Et Étienne Barbeau raconta à Jean comment sa tante Pelloquet devenant de plus en plus revêche, il était entré chez un armurier de Rouen et, peu après, venu à Saint-Éttienne. Les deux jeunes gens avaient quantité de choses à se dire ; et, à bâtons rompus, ils se mirent au courant de ce qu’ils avaient fait l’un et l’autre depuis leur séparation. Pour ne pas les gêner, Jacob voulut aller se coucher de bonne heure.

Étienne s’étonnait que Jean ne fût pas allé dans la Limagne d’Auvergne, puisqu’il avait le choix de la route à suivre.

— C’est à l’ouest, dans le département du Puy-de-Dôme, lui dit-il, entre les montagnes de l’Auvergne et celles du Forez.

Lui, il l’avait parcouru dans tous les sens ce jardin de la France centrale, en venant à Saint-Étienne et depuis, dans des petits voyages, il l’avait vu du sommet de plusieurs puys de la chaîne des Dômes, des terrasses qui dominent la ville de Thiers, et de la plate-forme, encore debout, des ruines du château de Tournoël.

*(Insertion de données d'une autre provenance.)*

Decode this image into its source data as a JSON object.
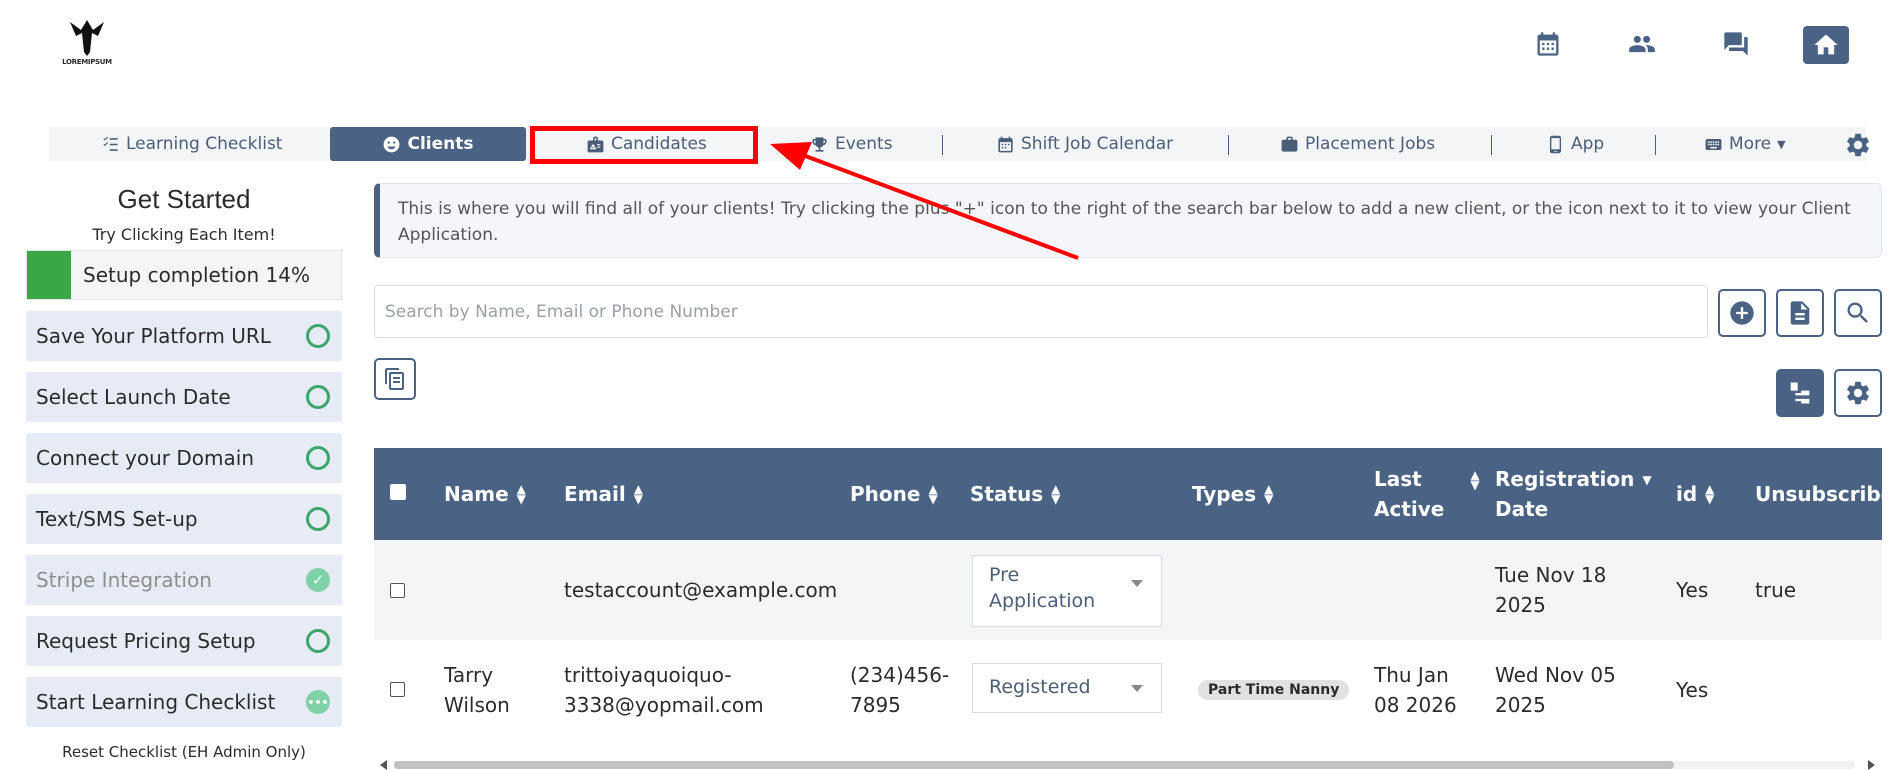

— Thiers, vois-tu… figure-toi une ville dont les rues seraient creusées dans le granit, les routes qui y mènent taillées dans le roc, avec des maisons noires, les environs remplis de ravins profonds où les châtaigniers disputent la place aux cascades. Mais il faut voir comme c’est cultivé cette plaine de la Limagne ! Pas un pouce de terrain perdu ; ni haies, ni barrières : elles tiendraient trop de place. L’Allier y passe à travers une quantité de petits vallons. Il y a là des champs de blé, d’immenses champs de blé ; et puis des prairies bordées de saules, des plants de vignes, des allées de platanes, des noyers isolés… On dirait que tu descends de la Lune ? Eh bien ! alors, comment faut-il que ce soit moi, un Parisien grandi à Rouen, qui t’apprenne ce que tu devrais savoir déjà…

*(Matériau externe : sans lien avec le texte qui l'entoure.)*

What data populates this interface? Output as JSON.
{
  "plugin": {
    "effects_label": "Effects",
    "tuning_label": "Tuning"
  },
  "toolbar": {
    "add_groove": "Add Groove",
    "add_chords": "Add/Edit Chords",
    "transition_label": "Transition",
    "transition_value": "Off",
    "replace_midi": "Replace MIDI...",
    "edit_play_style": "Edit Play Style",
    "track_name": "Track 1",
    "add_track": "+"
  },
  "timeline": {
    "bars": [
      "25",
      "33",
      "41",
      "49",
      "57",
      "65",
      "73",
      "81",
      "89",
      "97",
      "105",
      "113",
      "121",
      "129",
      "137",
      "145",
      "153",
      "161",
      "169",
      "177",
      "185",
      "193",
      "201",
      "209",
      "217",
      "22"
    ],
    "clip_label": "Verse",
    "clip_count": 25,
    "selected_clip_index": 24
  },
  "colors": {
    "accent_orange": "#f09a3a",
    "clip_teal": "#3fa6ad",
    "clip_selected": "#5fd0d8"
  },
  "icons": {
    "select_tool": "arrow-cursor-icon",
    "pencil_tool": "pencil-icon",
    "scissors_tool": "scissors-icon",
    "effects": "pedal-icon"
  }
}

— Vois-tu, mon cher Barbillon…

— Pas de Barbillon !

— Vois-tu, mon ami, je n’ai plus cette curiosité d’autrefois qui nous mettait en route. J’étudie beaucoup, et j’espère bien que je ne ferai pas toujours mon commerce de livres… D’ailleurs, j’en ai une idée de la Limagne par ce que j’en ai aperçu du plateau de Gergovie et de Clermont-Ferrand.

Jean se lança ensuite dans les confidences et dévoila à son ami ses plus secrètes pensées. Ils ne se séparèrent pas sans se promettre de se revoir.